Rainfall data availability is a major constraint to the performance of rainfall-runoff modeling. However, satellite rainfall estimates have the potential to fill data gaps. Several previous studies have applied different bias correction methods to remove the systematic error of satellite rainfall products. However, most studies arbitrarily selected single bias correction algorithms without comparing the performance of multiple methods. In this study, the bias correction and the performance of Climate Hazards Group InfraRed Precipitation (CHIRP) satellite estimate were applied in Ziway-Shalla and rainfall-runoff simulation at Meki catchments were evaluated using the Hydrologiska Byråns Vattenbalasavdelning (HBV) hydrological model.

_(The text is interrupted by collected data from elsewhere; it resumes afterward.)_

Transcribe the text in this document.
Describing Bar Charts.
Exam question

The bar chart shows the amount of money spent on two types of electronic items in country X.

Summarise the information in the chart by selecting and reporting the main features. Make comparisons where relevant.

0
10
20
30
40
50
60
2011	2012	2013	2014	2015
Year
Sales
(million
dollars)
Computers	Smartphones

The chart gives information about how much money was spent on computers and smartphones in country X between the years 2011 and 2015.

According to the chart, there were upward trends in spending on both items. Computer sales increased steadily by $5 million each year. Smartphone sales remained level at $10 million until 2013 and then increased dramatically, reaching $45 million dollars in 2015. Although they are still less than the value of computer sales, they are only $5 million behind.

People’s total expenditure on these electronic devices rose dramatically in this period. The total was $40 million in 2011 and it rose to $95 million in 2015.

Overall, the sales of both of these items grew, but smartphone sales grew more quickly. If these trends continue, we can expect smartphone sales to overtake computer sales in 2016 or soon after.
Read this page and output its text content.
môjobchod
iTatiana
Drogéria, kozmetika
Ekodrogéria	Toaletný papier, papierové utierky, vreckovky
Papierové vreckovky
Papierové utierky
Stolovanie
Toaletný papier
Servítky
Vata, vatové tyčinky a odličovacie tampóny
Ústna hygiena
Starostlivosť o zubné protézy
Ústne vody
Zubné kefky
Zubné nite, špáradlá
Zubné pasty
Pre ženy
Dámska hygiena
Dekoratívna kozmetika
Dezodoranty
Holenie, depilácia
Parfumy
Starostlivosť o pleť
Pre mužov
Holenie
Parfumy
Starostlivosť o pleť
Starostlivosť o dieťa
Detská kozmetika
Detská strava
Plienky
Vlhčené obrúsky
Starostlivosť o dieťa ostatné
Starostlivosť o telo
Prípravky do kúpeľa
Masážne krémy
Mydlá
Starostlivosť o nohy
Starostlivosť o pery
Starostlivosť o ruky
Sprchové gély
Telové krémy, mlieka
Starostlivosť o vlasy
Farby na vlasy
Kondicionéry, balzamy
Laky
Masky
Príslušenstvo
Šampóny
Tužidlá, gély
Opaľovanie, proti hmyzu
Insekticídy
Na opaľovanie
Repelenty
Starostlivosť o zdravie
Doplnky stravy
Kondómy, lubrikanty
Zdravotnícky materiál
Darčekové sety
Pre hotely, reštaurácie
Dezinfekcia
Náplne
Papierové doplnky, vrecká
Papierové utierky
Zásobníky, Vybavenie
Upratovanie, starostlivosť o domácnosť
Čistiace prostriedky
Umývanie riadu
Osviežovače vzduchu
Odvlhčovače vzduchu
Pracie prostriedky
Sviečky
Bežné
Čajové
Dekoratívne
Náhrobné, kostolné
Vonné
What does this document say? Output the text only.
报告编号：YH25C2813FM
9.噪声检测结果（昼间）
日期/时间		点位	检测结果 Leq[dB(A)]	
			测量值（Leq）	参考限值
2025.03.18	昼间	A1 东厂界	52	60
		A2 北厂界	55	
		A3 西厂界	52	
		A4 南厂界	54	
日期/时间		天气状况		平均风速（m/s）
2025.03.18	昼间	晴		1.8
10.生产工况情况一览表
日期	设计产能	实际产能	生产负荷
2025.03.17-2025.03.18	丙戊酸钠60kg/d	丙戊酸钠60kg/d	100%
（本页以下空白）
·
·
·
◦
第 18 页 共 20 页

The objective of this work is to increase the usability of the CHIRP rainfall product by reducing its systematic error using the best performing bias correction method. Five bias correction methods were compared to correct CHIRP bias using rain gauge data as a reference with four temporal scales. The performance of the methods was evaluated at daily,14-days, monthly, and seasonal scales. Correlation (R2), Mean Error (ME), Percent of bias (Pbias), and Root Mean Squared Error (RMSE) were used as performance measures. The Gamma distribution (QMG) and Power transformation (PT) methods performed relatively better with high correlation (0.99) and small Pbias (0.007) whereas the Distribution transform (DT) bias-correction method performed poorly in reducing the bias of the CHIRP data. The accuracy of the bias corrected rainfall data showed spatial variation across the sub-basin. Most of the methods did not perform well in capturing the spatial pattern of annual average rainfall and its temporal variation. The raw CHIRP data led to a large volume error (10.59%) of the streamflow which was simulated by the HBV model. However, the model performance improved in capturing the volume (RVE<5%) and pattern (NSE>0.7) of the streamflow using bias-corrected CHIRP rainfall estimates which were corrected using five bias correction methods. However, parameter values changed during calibration when the source of the rainfall data was changed. Overall, all bias correction methods reduced the bias of CHIRP data but there is a large difference between the methods in terms of their performance over the study area.